Ruralidade e Lentidão
Exploram-se aqui tensões entre o rural e o urbano, e, bem assim, o modo como essas tensões se manifestam nas práticas diárias e na adaptação cultural de quem migra entre estes dois mundos.
Há quinze anos, pela primeira vez na História, cinquenta por cento da população mundial passou a viver em cidades. Uma projeção das Nações Unidas refere que, em 2050, setenta por cento dos habitantes do planeta viverá em zonas urbanas – o que equivale a 6,7 mil milhões de pessoas. Este fenómeno de rápida concentração não só altera o cenário demográfico, mas também intensifica a procura e a pressão sobre as infraestruturas urbanas.
A cidade pode ser vista como um conjunto de redes: as vias, o abastecimento de água, a distribuição de energia… Sobre estas redes assentam edifícios e pessoas. E é neste espaço intrincado que se exercem as diversas atividades humanas: a atividade económica, a habitação, os serviços públicos, o lazer e a mobilidade. As redes e atividades refletem a complexidade das dinâmicas humanas.
A cidade é sobretudo o destino daqueles que fugiram da dureza do trabalho no campo.
Quem permanece no meio rural, conhece-o bem. Na cidade, usa-se o relógio; no campo, tem-se todo o tempo do mundo. Quem, no seu vagar, com um acervo de conhecimento empírico do ciclo do sol e do ciclo da água, poderá fazer melhor caracterização do lugar onde vive e trabalha? As diferenças entre campo e cidade, transcendendo contrastes físicos, refletem disparidades significativas no ritmo de vida e nas prioridades.
As pessoas do meio rural que se aproximam da cidade não raro perdem as referências.
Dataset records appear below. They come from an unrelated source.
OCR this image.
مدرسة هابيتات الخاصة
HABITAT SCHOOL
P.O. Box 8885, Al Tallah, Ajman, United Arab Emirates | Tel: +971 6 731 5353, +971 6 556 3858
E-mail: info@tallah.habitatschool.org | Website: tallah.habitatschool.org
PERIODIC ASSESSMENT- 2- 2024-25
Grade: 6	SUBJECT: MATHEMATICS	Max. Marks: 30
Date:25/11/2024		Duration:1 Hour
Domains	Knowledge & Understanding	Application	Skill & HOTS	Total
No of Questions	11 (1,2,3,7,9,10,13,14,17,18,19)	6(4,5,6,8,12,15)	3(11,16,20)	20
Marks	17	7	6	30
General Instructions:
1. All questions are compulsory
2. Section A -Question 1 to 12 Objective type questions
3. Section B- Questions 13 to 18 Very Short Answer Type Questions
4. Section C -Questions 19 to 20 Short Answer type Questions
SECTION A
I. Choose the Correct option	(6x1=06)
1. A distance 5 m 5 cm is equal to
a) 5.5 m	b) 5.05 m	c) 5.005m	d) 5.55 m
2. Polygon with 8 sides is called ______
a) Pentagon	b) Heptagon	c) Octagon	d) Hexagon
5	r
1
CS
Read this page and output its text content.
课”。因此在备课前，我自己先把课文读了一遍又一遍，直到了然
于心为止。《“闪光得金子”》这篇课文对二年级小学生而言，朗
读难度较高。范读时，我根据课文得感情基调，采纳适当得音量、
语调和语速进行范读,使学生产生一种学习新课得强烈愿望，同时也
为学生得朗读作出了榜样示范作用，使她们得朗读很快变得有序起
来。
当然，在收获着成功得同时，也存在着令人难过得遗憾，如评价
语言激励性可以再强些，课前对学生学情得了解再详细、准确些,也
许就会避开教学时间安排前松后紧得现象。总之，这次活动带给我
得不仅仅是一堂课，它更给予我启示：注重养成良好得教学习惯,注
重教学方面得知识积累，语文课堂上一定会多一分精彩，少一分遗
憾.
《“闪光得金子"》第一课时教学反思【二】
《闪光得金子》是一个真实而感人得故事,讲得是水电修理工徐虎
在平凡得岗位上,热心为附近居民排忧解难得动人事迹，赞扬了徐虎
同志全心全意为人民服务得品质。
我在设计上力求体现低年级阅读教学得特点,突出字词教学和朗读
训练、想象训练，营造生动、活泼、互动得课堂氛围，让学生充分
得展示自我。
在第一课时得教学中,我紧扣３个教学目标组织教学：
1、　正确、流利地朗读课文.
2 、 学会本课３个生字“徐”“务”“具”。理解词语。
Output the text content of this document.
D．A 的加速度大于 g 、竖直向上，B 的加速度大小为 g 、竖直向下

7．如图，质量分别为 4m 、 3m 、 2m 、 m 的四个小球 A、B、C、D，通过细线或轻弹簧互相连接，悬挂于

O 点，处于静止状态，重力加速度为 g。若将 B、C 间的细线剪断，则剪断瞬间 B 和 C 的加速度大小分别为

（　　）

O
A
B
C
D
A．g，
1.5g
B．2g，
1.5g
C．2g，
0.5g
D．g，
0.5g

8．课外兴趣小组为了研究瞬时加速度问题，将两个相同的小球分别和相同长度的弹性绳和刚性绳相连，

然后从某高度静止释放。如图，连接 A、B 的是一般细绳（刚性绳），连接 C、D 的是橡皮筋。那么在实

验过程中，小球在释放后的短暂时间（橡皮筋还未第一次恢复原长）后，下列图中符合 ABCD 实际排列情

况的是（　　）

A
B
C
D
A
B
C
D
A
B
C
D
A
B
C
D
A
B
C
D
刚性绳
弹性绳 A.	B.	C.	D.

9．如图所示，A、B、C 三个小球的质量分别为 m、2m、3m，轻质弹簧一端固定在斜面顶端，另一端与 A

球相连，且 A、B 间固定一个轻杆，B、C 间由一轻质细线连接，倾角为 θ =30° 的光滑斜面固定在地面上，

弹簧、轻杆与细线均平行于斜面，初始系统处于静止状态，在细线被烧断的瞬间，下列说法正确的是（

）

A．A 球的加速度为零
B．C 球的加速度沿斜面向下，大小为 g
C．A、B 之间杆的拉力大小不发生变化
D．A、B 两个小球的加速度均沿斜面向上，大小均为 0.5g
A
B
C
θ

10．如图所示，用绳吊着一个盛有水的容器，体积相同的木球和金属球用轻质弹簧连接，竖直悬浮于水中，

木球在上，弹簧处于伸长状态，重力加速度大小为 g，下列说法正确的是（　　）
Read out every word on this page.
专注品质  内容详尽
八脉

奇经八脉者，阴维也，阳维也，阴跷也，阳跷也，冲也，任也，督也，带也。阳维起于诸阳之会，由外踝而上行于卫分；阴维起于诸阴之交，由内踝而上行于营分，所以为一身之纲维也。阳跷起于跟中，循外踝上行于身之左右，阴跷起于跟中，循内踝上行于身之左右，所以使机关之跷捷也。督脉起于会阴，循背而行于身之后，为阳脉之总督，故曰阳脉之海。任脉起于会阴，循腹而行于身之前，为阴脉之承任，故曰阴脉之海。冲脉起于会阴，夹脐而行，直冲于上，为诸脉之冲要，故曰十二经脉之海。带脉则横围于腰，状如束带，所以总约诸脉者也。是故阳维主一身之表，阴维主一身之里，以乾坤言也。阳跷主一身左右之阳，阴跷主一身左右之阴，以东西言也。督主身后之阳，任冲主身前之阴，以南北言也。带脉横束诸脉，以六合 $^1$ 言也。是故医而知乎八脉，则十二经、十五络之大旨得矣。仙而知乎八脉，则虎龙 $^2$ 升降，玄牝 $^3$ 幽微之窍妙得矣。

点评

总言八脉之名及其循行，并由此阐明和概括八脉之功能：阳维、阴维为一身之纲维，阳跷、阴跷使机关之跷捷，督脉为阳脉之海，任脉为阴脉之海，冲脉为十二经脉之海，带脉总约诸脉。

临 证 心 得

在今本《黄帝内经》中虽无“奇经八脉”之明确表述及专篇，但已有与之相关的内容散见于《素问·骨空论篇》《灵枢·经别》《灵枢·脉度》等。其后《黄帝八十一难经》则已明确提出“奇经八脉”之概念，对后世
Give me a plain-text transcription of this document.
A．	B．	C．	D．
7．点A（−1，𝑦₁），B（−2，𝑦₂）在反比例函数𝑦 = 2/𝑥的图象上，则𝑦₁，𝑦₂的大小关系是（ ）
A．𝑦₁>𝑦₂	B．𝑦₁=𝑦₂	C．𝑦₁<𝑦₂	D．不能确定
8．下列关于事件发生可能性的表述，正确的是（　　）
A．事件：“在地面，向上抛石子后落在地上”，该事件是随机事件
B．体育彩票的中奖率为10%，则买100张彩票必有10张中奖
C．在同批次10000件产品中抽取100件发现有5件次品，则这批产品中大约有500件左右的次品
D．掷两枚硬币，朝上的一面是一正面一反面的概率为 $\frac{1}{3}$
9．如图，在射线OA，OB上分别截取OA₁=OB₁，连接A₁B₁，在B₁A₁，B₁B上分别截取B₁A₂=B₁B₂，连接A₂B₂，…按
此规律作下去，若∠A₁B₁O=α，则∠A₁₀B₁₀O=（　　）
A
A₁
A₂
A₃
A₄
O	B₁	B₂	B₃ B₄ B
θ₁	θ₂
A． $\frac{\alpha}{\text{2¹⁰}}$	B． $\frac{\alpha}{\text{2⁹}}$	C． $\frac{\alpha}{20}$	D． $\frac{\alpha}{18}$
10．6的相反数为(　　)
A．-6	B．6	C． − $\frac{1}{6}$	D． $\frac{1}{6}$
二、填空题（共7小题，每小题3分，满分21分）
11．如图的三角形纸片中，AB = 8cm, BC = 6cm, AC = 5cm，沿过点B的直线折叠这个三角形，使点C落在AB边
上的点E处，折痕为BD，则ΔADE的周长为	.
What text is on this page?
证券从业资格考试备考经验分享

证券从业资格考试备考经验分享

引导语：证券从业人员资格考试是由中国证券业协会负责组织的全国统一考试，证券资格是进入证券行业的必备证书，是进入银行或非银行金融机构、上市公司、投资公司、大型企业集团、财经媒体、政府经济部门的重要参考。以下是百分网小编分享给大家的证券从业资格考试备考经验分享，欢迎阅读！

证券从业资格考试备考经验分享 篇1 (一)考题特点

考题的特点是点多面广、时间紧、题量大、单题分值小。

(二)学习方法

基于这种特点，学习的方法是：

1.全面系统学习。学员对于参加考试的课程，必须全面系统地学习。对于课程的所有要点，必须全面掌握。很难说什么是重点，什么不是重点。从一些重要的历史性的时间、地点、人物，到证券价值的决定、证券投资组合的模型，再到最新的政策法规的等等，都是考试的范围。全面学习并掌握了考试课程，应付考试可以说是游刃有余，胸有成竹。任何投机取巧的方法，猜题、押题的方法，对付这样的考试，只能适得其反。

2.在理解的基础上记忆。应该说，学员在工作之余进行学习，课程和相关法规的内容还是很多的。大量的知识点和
Na vertigem das ruas e avenidas, sem tempo para assimilar a nova complexidade, os recém-chegados do campo frequentemente injetam hábitos rurais no ambiente urbano, recorrendo a práticas que são reminiscências das suas origens. Podem viver em garagens transformadas em habitações ou, quando possuem os meios necessários, construir enormes casas entaladas na selva de betão. Em vez dos balcões das Beiras, sabiamente virados ao sol e ao sul, instalam marquises de alumínio orientadas para onde der mais jeito, no meio da frieza urbana.
A transferência de uma cultura do ambiente rural para o contexto urbano transporta consigo a lembrança de hábitos de merceeiro, em que o entendimento de contas se limitava a lidar com fiados. Em pastas de arquivo com argolas os recém-chegados juntam, para toda a vida, os registos dos seus parcos negócios; e, debaixo do braço, transportam pastas idênticas para as reuniões do condomínio, de que, inesperadamente, se tornam administradores.